Long-term sustainable recycling in South Africa requires long-term sustainable investment in the country’s recycling capacity. This means investing in facilities like paper and plastic mills that create a market for recyclable materials.

According to John Hunt, managing director at Mpact Recycling, this will allow the approximately 100,000 people – from factory employees, informal collectors and small business owners who rely on constant volumes of recycled material – to earn a living. “At the same time, recycling decreases pressure on South Africa’s strained landfill sites and helps to reduce municipal expenditure and the need for major capital investment,” he says.

Last year, 1.4 million tonnes of recyclable paper and paper packaging was diverted from landfill, and while South Africa’s annual paper recovery rate of 68.4% puts it well ahead of the global rate of 58%, the momentum can only be maintained if demand for recyclables continues to grow.

“There is a significant correlation between how much can be recycled and the type of investment that is made. Mechanical paper and plastic recycling is only economically viable in large volumes, which requires large capital investment. A recent example is Mpact’s liquid packaging recycling plant launched in Springs in July,” he says.

The paper recycling industry has enjoyed substantial investment in recent years, with several new entrants to the market. This has resulted in increased demand for material.

Another boost for the industry is a robust global demand for recyclables. This kind of pull for materials creates markets for everyone collecting, from large operators to kerbside collectors.

The plastics recycling industry has witnessed massive demand for polyethylene terephthalate (PET) at healthy prices. There is probably a greater demand for plastic than material available, a scenario that drives the collection structure and allows people to earn a living.

Over the past 30 years, there has been substantial investment in new capacity in the PET recycling industry. This includes Mpact’s R350 million PET recycling facility in Germiston which produces recycled PET plastic for food grade packaging. The operation has increased the amount of PET bottles collected by 29,000 tonnes a year since its launch in May 2016.

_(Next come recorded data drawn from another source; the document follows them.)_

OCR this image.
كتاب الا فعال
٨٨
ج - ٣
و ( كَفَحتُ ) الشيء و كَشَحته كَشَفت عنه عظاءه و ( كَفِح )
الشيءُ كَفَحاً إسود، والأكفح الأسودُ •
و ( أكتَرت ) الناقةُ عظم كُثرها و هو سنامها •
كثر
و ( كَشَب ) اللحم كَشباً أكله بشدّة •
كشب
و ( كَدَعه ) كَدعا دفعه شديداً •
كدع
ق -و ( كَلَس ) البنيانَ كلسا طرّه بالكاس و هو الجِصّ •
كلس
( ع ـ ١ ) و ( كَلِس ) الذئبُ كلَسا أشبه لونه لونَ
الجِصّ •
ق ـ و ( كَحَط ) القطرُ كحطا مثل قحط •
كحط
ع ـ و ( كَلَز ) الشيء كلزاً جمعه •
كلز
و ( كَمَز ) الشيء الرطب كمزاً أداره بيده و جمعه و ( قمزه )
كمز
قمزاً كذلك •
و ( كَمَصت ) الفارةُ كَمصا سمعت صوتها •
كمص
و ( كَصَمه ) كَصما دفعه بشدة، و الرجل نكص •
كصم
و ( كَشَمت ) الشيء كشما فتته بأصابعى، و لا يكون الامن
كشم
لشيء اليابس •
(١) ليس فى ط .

“The opposite is true when demand for material disappears,” says Hunt who sites low density polyethylene utilised for irrigation pipes and plastic bags as an example. When a large factory recently closed, demand disappeared and prices crashed. People making a living from collecting this material stopped because it was no longer viable.

And there’s the rub: without continuous investment in sustainable industrial manufacturing capacity, there will be a limit to how much people are able to recycle and no-one will want to collect material that cannot be sold.

“To sustain the market, there needs to be someone who’s going to buy the material – here in South Africa. Some may argue that there is a global market for many of the recyclable materials we have available, and while this may be true, it is a volatile market. Consider the recent decision by China to stop buying mixed-grade material. When the largest buyer in the world stops buying, the impact on price, volume and movement is massive,” says Hunt.

In addition, exporting material means operators need to be able to fill 25-tonne containers. Collecting, buying, storing and packing requires infrastructure of a reasonable size and systems to buy from smaller dealers who ultimately buy from collectors.

“For the entire chain of people involved in the recycling industry to survive, mills need to operate 24/7 and raw materials need to be purchased every day. This allows enterprising people to get up in the morning, collect material and get paid for it. And do the same thing the next day,” he concludes.